I often write about “the gay community.” Truth be told, there isn’t one. Like the “straight community,” there are many. Both have many different ideas, ideals, morals, goals, and behaviors. And yet, some within “the gay community” spent a good part of the spring trying to get what the “straight community” already has: civil marriage.
Legal recognition of our equality is what a great many of us are trying to obtain. But there are a few things, perhaps more important, that we need to achieve first: an across-the-board recognition within the gay community that we actually want and deserve equality, and that we have the willingness to fight for it. And the one pre-requisite that has to happen before any of this: we have to start acting like it.
Herbert wonders if America is going through a nervous breakdown. I think the gay community is.
Despite our marriage equality wins this spring, despite our collective temper-tantrum that led to the Hate Crimes Bill making its way through Congress and talk of repealing “Don’t Ask, Don’t Tell,” the gay community is too silent on matters that affect us just as much if not more deeply than those the rest of the country is confronting.
Yes, there are bright spots. Grass-roots organizations and individuals are making a difference every day. My fellow gay writers and bloggers work long days, often without any compensation, to help move the ball forward. And we’re having some success.

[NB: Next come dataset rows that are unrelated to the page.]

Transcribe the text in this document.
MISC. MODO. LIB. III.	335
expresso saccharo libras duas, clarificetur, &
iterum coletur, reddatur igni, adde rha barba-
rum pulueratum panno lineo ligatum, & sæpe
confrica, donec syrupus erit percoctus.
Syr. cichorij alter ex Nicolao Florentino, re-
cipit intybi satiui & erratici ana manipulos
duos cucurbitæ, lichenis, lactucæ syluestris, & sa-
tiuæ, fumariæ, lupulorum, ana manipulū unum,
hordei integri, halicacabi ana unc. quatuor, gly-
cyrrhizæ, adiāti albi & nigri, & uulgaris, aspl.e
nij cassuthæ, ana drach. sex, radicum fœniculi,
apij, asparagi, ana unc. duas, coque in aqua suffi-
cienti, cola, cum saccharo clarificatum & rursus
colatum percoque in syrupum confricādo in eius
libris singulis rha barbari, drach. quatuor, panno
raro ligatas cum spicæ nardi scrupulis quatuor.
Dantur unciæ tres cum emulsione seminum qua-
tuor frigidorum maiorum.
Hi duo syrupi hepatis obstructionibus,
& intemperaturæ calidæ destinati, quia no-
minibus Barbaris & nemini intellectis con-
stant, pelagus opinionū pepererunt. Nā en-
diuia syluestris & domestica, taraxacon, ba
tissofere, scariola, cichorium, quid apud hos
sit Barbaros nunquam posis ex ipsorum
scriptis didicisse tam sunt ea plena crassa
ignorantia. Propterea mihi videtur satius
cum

But the straight community, in the form of conservatives, gay marriage opponents, and the religious right, have enslaved us for far too long. And its taken its toll.
Because most of us can’t get married, we approach relationships differently. Our opponents like to say we have all the rights we need (and deserve.) What they don’t talk about is the security they have that comes in the form of societal recognition. We know that the bond of marriage is not only a goal, but an aid to maintaining a relationship through troubled times. It’s a lot easier to walk away when there are no legal issues, common property, children, or even the reaction of family, friends, and neighbors to stop you.
And because we don’t have this responsibility, we often don’t act with the same level of responsibility that straights purport to have. Much to our detriment, and, dare I say, much to the secret delight of our foes, we are still acting as teenagers, more interested in fun and sex for today than taking a healthy interest in achieving equality tomorrow.
While there are a great many long-term same-sex relationships, gay relationships aren’t necessarily long-lasting – not because we’re not capable or desirous of long-term relationships, but because society has not put the same focus on same-sex marriage that it has on “traditional” marriage.